In blog posts throughout the years, I have often pointed out that people turn to art, music, theater, etc to help them cope with tragedy and difficulty in their lives. But of course, as a person in the arts, I am predisposed to look for those connections. So I was happy to read that Le had observed similar situations.
He is definitely aware of all the places arts and cultural organizations fall short of serving all segments of their communities. But he disputes the argument that the arts are indulgent in when there is such need in the world and expresses gratitude for the work arts practitioners do. As long as the following excerpt is, a number of his expressions of gratitude are edited out so it is worth reading the whole post just for that.
I’m telling you these stories because when there is so much going on, so many problems to solve, sometimes we think of art and music as indulgent. Who has time for singing and dancing and stained-glass snowflakes when kids are starving or locked in cages? By thinking this way, we forget about art and music’s power to heal, mobilize, build community, and so much more.
Art and music are critical in our work for social justice, as frequently they are the only things that can reach people, that can provide comfort or generate the visceral, raw emotions needed for social change. After the election in 2016, when many families and children were terrified, Families of Color Seattle gathered the kids and used art—having the kids draw themselves as superheroes, for example—to help them process their feelings. And this year protesters in Hong Kong, are singing “Do You Hear the People Sing” from Les Miserables as they do a sit-in at the airport.
Yes, there are plenty of things to improve on. Art and music are not always accessible to marginalized communities.

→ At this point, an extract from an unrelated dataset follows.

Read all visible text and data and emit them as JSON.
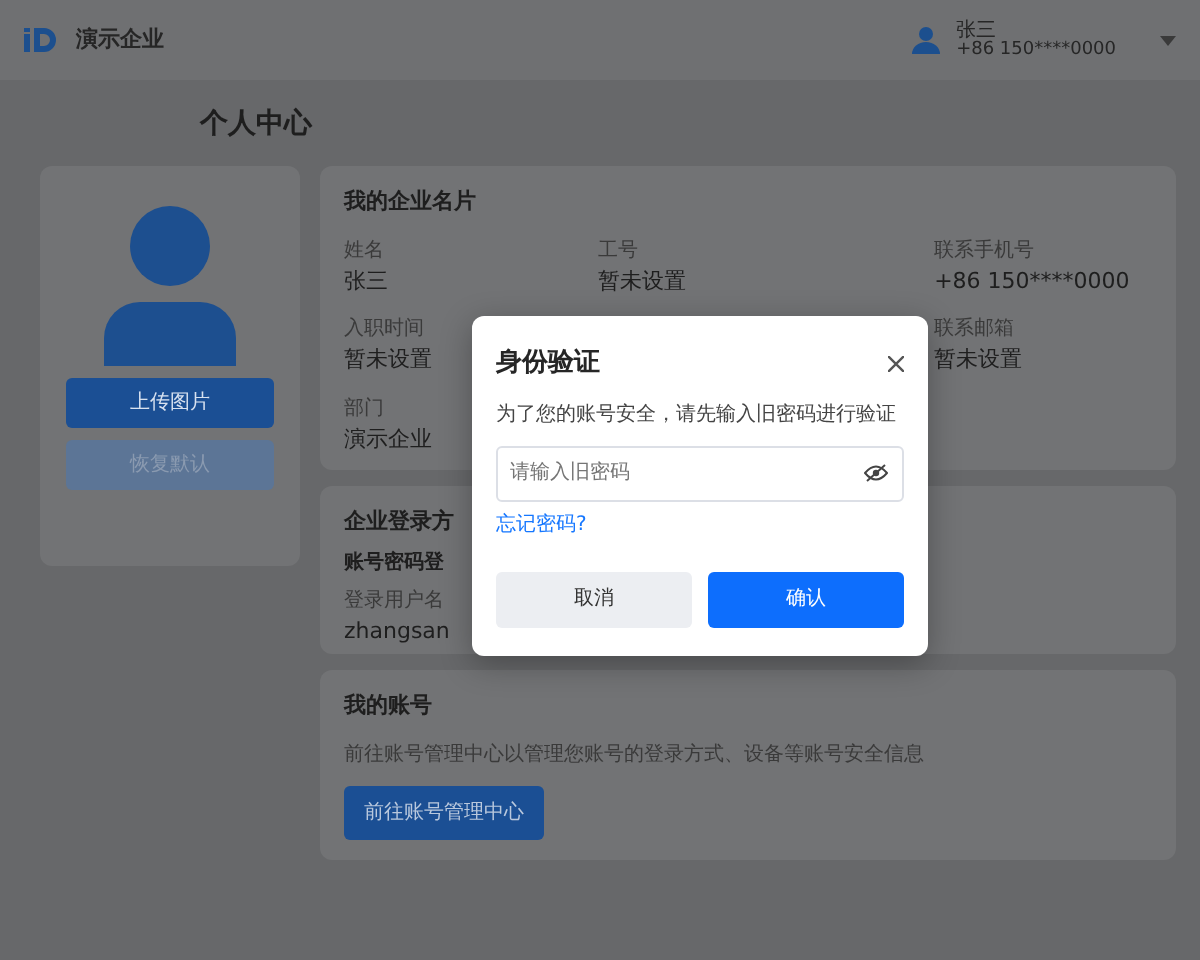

Resources are not equitably distributed to artists of color, artists with disability, LGBTQ artists. And in public schools, art and music programs are always the first to get cut, and the schools with the most low-income kids and kids of color are disproportionately affected. Symphonies, orchestras, ballets, and other art forms continue to struggle with diversity and community engagement.
While we work on those challenges, though, let’s take a moment to appreciate the organizations and professionals who are creating art and music, whose skills and dedication bring beauty and hope and happiness to a world sorely in need of it.